The page, which is currently available in both Easy Read and audio options, flags that NDIS participants, families and carers can request alternatives to face-to-face meetings, and includes some targeted advice for both participants and providers.

Additionally, the National Quality and Safeguard Commission has launched a website for providers, including a training module, webinar and alert system.

Responding to questions on the disability sector pandemic plan, both the NDIA and NQSC directed the Mandarin to a statement from NDIS Minister Stuart Robert:

“We have plans in place to ensure the NDIA, providers and NDIS participants are well supported, and to ensure continuation of services in the case of an escalation in the incidence of COVID-19,” Robert says. “Participants, families, carers and providers will be given clear direction if services are disrupted in any way, ensuring they have options to continue accessing supports.”

“I am working closely with my Cabinet colleagues, departments and agencies to support a coordinated approach to delivering essential services such as the NDIS to the community.”

At the federal level, Greens senator Jordon Steele-John has endorses the CRE-DH’s plan.

Some accessibility requirements, at least, can be handled at the state level.

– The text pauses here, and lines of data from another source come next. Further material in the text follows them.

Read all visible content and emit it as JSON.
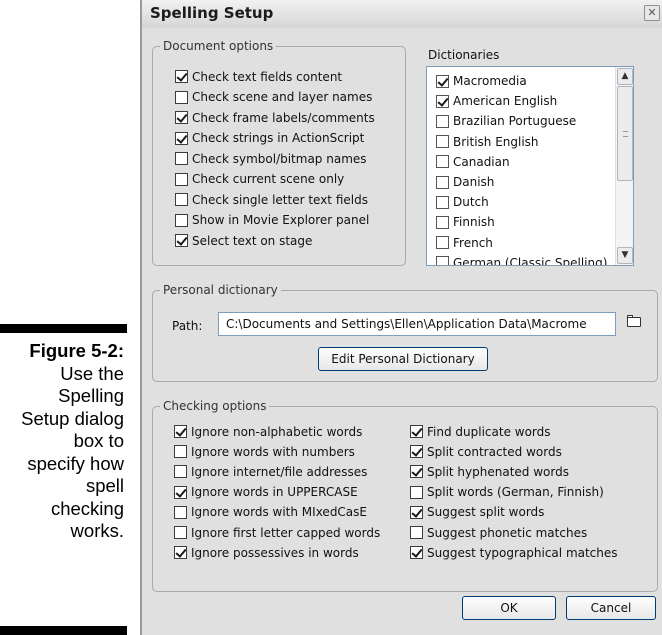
{
  "caption": {
    "figure": "Figure 5-2:",
    "lines": [
      "Use the",
      "Spelling",
      "Setup dialog",
      "box to",
      "specify how",
      "spell",
      "checking",
      "works."
    ]
  },
  "dialog": {
    "title": "Spelling Setup",
    "close_glyph": "✕"
  },
  "document_options": {
    "label": "Document options",
    "items": [
      {
        "label": "Check text fields content",
        "checked": true
      },
      {
        "label": "Check scene and layer names",
        "checked": false
      },
      {
        "label": "Check frame labels/comments",
        "checked": true
      },
      {
        "label": "Check strings in ActionScript",
        "checked": true
      },
      {
        "label": "Check symbol/bitmap names",
        "checked": false
      },
      {
        "label": "Check current scene only",
        "checked": false
      },
      {
        "label": "Check single letter text fields",
        "checked": false
      },
      {
        "label": "Show in Movie Explorer panel",
        "checked": false
      },
      {
        "label": "Select text on stage",
        "checked": true
      }
    ]
  },
  "dictionaries": {
    "label": "Dictionaries",
    "items": [
      {
        "label": "Macromedia",
        "checked": true
      },
      {
        "label": "American English",
        "checked": true
      },
      {
        "label": "Brazilian Portuguese",
        "checked": false
      },
      {
        "label": "British English",
        "checked": false
      },
      {
        "label": "Canadian",
        "checked": false
      },
      {
        "label": "Danish",
        "checked": false
      },
      {
        "label": "Dutch",
        "checked": false
      },
      {
        "label": "Finnish",
        "checked": false
      },
      {
        "label": "French",
        "checked": false
      },
      {
        "label": "German (Classic Spelling)",
        "checked": false
      }
    ],
    "scroll_up_glyph": "▲",
    "scroll_down_glyph": "▼"
  },
  "personal_dictionary": {
    "label": "Personal dictionary",
    "path_label": "Path:",
    "path_value": "C:\\Documents and Settings\\Ellen\\Application Data\\Macrome",
    "edit_button": "Edit Personal Dictionary"
  },
  "checking_options": {
    "label": "Checking options",
    "left": [
      {
        "label": "Ignore non-alphabetic words",
        "checked": true
      },
      {
        "label": "Ignore words with numbers",
        "checked": false
      },
      {
        "label": "Ignore internet/file addresses",
        "checked": false
      },
      {
        "label": "Ignore words in UPPERCASE",
        "checked": true
      },
      {
        "label": "Ignore words with MIxedCasE",
        "checked": false
      },
      {
        "label": "Ignore first letter capped words",
        "checked": false
      },
      {
        "label": "Ignore possessives in words",
        "checked": true
      }
    ],
    "right": [
      {
        "label": "Find duplicate words",
        "checked": true
      },
      {
        "label": "Split contracted words",
        "checked": true
      },
      {
        "label": "Split hyphenated words",
        "checked": true
      },
      {
        "label": "Split words (German, Finnish)",
        "checked": false
      },
      {
        "label": "Suggest split words",
        "checked": true
      },
      {
        "label": "Suggest phonetic matches",
        "checked": false
      },
      {
        "label": "Suggest typographical matches",
        "checked": true
      }
    ]
  },
  "buttons": {
    "ok": "OK",
    "cancel": "Cancel"
  }
}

A spokesperson for Victoria’s Department of Health and Human Services tells The Mandarin that the state government’s new coronavirus clinics will be accessible to people with disability, and “support workers would be able to assist people with disability access clinics”.

“The department is in discussions with a range of federal agencies, including the NDIA and the NDIS Quality and Safeguards Commission around planning for the needs of people with disability in respect of COVID-19,” they say.

“The department is also liaising with the Victorian Disability Advisory Council and National Disability Services (Victoria) along with other disability stakeholders around how best to engage with and support people with disability and broader sector to respond to the COVID-19 crisis.”